Through the use of natural dialogue, Jacobs reveals to us so much about these women. It is revealed that Katie is fighting with a teenage daughter, Christina used to be a Grateful Dead fan (and perhaps wishes that she was still one), and Rachel has been caring for her Father by living with him. In these complex roles, Coon, Olsen, and Lyonne give the best performances of their careers, as they come to life on the screen thanks to Jacobs’s keen, character-based dialogue. All three have been unmoored by grief, not simply from what they’re about to lose, but also from how they envision this situation reflecting back to themselves. Jacobs deftly steers clear from melodrama which would seek to provoke pity or sadness while even enhancing a strain of sharp humor that accompanies the potential banality. From that very first scene, we believe Katie, Christina and Rachel are real people, hurling insults and truths at each other in a manner that is so much more magnificent and pleasing to watch than the greatest theater-seeing that it is almost completely set in Vincent/Rachel’s apartment, it somewhat seems as though it was designed to be a theatrical piece.
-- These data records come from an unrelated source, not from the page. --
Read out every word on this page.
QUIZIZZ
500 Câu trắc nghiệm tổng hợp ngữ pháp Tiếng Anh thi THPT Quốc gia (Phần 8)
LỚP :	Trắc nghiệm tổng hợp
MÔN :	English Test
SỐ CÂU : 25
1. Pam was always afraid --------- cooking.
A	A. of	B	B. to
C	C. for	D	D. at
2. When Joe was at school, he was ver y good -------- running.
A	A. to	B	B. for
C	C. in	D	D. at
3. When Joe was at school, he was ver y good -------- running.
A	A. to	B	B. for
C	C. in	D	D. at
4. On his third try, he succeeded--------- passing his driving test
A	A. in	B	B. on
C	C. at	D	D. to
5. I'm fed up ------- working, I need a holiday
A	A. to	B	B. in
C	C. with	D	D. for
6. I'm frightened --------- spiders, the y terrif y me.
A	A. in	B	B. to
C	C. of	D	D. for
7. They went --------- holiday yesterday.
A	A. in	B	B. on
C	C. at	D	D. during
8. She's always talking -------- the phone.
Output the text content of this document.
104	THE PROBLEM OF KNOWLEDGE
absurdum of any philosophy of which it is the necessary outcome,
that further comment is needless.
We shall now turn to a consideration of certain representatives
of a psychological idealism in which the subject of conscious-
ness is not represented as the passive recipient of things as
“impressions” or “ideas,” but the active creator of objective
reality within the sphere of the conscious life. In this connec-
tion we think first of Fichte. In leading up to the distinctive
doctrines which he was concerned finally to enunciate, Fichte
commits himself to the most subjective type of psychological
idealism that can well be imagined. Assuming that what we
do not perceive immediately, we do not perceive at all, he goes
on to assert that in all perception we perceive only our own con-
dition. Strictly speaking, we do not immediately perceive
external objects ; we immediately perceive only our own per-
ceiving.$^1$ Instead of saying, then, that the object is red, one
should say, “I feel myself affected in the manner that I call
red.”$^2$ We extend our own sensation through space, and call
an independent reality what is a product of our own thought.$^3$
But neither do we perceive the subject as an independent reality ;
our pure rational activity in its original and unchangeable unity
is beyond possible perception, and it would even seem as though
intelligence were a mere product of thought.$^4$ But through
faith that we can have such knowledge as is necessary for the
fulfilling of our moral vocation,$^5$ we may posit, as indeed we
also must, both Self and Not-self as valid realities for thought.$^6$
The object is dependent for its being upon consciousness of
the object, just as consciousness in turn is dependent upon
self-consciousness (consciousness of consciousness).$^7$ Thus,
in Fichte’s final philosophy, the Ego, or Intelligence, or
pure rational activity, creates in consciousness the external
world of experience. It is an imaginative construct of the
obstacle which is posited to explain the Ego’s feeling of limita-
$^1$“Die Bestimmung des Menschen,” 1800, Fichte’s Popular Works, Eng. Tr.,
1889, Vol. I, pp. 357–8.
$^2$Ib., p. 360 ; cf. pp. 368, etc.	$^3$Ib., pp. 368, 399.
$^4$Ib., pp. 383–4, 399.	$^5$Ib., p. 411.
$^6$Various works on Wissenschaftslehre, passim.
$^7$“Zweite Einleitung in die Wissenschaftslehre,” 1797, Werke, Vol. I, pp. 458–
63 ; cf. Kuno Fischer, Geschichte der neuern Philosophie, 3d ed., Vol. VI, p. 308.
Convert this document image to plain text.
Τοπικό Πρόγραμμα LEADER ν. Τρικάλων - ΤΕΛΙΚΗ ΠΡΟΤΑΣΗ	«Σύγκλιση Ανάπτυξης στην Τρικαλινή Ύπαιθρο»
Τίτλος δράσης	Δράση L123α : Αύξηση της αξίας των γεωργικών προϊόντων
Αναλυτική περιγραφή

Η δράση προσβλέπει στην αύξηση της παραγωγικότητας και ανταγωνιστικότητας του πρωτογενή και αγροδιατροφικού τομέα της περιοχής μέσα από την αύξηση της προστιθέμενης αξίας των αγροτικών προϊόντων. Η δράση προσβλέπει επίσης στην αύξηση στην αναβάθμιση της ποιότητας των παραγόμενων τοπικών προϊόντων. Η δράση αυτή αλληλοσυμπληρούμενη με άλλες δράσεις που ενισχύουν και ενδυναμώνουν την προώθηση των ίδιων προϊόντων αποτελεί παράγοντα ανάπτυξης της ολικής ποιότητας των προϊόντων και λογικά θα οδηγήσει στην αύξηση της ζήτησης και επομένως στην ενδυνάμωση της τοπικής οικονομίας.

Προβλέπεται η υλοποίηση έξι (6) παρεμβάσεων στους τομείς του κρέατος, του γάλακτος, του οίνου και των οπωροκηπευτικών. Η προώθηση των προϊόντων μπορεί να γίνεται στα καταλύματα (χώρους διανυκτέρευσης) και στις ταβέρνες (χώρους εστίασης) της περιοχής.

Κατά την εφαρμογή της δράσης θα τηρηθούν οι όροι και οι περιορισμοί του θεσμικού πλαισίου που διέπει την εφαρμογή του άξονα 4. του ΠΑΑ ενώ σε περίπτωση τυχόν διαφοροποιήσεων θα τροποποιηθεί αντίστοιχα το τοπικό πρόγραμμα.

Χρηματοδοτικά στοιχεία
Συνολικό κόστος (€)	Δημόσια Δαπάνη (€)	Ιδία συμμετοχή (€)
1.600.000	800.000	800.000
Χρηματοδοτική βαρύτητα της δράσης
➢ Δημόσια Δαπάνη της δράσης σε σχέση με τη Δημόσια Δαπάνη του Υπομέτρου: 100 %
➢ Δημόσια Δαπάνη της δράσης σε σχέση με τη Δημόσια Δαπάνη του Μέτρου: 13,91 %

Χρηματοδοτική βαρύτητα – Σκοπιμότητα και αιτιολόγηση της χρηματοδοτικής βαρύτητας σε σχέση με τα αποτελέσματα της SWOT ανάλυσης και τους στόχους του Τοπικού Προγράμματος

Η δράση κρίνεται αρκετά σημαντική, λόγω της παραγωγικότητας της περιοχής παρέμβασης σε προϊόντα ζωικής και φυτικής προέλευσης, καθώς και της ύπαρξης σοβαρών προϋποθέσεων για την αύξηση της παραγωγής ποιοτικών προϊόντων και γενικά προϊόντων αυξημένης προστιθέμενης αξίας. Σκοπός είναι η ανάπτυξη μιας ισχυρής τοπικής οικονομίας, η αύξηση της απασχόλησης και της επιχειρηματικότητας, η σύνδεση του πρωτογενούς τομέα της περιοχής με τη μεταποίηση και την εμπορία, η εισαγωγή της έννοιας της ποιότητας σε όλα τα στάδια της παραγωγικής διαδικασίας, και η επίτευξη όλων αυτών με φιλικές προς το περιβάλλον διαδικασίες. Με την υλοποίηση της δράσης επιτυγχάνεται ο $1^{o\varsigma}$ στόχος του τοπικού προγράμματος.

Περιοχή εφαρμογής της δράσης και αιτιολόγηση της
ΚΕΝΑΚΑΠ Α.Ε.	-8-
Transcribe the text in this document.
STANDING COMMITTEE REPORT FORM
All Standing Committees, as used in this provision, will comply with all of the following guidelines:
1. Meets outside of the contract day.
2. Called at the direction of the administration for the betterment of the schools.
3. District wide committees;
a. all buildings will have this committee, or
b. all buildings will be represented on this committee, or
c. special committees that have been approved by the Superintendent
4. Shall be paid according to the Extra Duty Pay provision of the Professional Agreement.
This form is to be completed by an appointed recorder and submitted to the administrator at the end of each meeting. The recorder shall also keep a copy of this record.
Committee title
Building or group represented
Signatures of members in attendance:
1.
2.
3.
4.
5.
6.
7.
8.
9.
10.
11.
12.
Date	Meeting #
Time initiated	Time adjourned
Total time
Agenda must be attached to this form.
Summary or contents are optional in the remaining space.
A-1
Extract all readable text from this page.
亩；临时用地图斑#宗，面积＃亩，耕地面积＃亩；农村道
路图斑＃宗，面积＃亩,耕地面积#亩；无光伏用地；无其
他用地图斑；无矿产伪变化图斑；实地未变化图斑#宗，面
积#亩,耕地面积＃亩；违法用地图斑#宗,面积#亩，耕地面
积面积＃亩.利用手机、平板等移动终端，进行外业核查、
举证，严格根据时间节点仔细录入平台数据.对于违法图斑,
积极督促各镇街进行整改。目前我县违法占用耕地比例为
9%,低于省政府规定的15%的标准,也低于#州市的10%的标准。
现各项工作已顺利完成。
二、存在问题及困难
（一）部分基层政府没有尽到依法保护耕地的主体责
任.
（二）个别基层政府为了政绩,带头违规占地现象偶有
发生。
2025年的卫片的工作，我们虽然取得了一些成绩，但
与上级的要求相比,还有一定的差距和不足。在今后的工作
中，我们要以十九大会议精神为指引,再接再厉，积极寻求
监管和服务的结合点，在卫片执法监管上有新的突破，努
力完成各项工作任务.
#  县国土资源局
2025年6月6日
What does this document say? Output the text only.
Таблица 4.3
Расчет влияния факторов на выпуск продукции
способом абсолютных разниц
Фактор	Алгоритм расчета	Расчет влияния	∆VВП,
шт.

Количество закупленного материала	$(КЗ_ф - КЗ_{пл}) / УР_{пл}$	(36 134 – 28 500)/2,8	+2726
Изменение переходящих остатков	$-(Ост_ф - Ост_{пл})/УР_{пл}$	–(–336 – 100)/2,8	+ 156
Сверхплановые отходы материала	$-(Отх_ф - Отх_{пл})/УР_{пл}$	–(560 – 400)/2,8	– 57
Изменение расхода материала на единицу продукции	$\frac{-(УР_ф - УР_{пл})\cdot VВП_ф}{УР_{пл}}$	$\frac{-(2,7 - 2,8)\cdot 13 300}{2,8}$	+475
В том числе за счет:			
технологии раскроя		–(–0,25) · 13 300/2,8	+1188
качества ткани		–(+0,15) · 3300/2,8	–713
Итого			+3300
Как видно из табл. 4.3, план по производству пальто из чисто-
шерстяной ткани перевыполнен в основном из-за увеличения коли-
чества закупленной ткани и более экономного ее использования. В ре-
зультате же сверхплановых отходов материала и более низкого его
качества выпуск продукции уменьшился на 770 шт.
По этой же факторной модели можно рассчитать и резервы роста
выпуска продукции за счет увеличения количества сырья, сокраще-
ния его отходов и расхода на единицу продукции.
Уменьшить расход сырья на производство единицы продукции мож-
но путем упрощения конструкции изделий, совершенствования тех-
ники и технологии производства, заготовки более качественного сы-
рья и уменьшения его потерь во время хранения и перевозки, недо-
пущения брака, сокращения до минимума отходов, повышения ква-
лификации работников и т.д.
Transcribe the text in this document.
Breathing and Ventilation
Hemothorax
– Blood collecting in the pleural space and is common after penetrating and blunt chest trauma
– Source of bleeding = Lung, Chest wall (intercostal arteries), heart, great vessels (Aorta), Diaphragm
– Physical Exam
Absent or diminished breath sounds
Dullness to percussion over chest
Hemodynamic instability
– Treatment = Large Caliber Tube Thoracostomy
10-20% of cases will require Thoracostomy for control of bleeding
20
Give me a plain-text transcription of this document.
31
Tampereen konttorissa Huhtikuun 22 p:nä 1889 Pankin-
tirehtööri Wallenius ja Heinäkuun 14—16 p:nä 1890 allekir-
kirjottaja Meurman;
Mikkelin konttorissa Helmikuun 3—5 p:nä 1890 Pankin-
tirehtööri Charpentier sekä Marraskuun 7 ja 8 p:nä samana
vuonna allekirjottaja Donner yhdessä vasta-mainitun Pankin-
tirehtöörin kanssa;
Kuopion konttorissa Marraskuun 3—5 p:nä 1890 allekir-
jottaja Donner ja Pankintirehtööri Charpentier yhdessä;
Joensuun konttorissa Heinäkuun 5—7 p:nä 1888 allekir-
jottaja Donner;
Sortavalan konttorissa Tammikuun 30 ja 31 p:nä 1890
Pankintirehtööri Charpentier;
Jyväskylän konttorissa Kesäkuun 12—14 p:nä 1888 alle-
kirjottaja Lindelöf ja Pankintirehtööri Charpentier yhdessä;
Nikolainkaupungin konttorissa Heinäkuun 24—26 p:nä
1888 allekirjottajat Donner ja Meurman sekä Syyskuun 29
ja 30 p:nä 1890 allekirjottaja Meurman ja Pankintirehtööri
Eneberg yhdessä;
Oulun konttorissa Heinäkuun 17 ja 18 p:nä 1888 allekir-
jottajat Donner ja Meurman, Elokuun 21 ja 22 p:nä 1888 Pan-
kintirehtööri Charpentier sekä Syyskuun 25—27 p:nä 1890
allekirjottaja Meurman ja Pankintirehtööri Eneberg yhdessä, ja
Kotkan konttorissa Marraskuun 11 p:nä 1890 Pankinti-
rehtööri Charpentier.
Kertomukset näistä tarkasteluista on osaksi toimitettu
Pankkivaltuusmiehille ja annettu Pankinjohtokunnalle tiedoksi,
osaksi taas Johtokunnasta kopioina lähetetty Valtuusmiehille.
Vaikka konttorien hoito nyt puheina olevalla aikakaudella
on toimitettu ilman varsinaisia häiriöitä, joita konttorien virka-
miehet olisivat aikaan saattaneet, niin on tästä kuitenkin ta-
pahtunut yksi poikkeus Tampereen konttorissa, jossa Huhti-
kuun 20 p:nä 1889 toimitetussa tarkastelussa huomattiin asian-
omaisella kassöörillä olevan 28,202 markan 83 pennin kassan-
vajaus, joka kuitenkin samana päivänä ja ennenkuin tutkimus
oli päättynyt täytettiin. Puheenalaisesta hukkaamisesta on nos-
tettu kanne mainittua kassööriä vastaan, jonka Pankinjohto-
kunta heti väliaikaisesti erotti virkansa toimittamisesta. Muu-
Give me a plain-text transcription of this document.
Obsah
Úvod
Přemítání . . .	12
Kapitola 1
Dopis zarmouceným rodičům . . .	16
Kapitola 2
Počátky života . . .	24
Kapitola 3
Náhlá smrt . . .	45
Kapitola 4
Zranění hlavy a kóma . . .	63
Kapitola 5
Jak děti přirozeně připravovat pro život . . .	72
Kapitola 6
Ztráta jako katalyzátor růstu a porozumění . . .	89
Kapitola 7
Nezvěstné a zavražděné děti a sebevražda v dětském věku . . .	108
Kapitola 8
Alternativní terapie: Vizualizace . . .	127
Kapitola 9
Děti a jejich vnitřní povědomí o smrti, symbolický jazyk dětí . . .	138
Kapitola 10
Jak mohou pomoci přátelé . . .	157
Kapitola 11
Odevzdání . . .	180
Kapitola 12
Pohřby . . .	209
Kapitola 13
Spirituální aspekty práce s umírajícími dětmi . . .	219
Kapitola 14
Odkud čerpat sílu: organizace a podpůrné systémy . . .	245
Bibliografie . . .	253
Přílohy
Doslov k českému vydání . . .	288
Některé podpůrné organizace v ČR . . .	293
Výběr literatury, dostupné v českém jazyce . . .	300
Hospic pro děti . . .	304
In addition, Jacobs effectively employs the language of the cinema. The sound design features will always be overlooked. Like the monotonous beeping of the machines in the distance that keeps daddy up at night, or the regular passing of the NYC subway train that runs alongside the apartment block. These three daughters are losing their father while in the middle of their daily routines.
It is carefully crafted, though. From the lurking menace the hallway seems to envelop into, especially on Rachel who seems the most hesitant to spend time with ailing father, to the way the lighting adjust just so in a final act sequence that has already generated debates. For reasons that I so wish to explain but cannot without spoiling it. One of the characters not only set up a couple scenes ahead, but it is quite literally what I hope to be the closing scene that is so full of life defining regrets.
To say that there is an “end” in the story His Three Daughters does not very much give a lot of information about the storyline. It’s a film that speaks of death. It’s a film that deals with something most of us will one day have to face: Bidding farewell to our loved ones. As people say, you seem to change after losing your loved ones. “His Three Daughters” proposes that such a change is not the result of loss alone, but the transcendence which accompanies loss. And it is not that bidding farewell transforms a person as much as it is about closing a door with finality on a person one cares for. And perhaps, just perhaps, the person you have always been, in their eyes.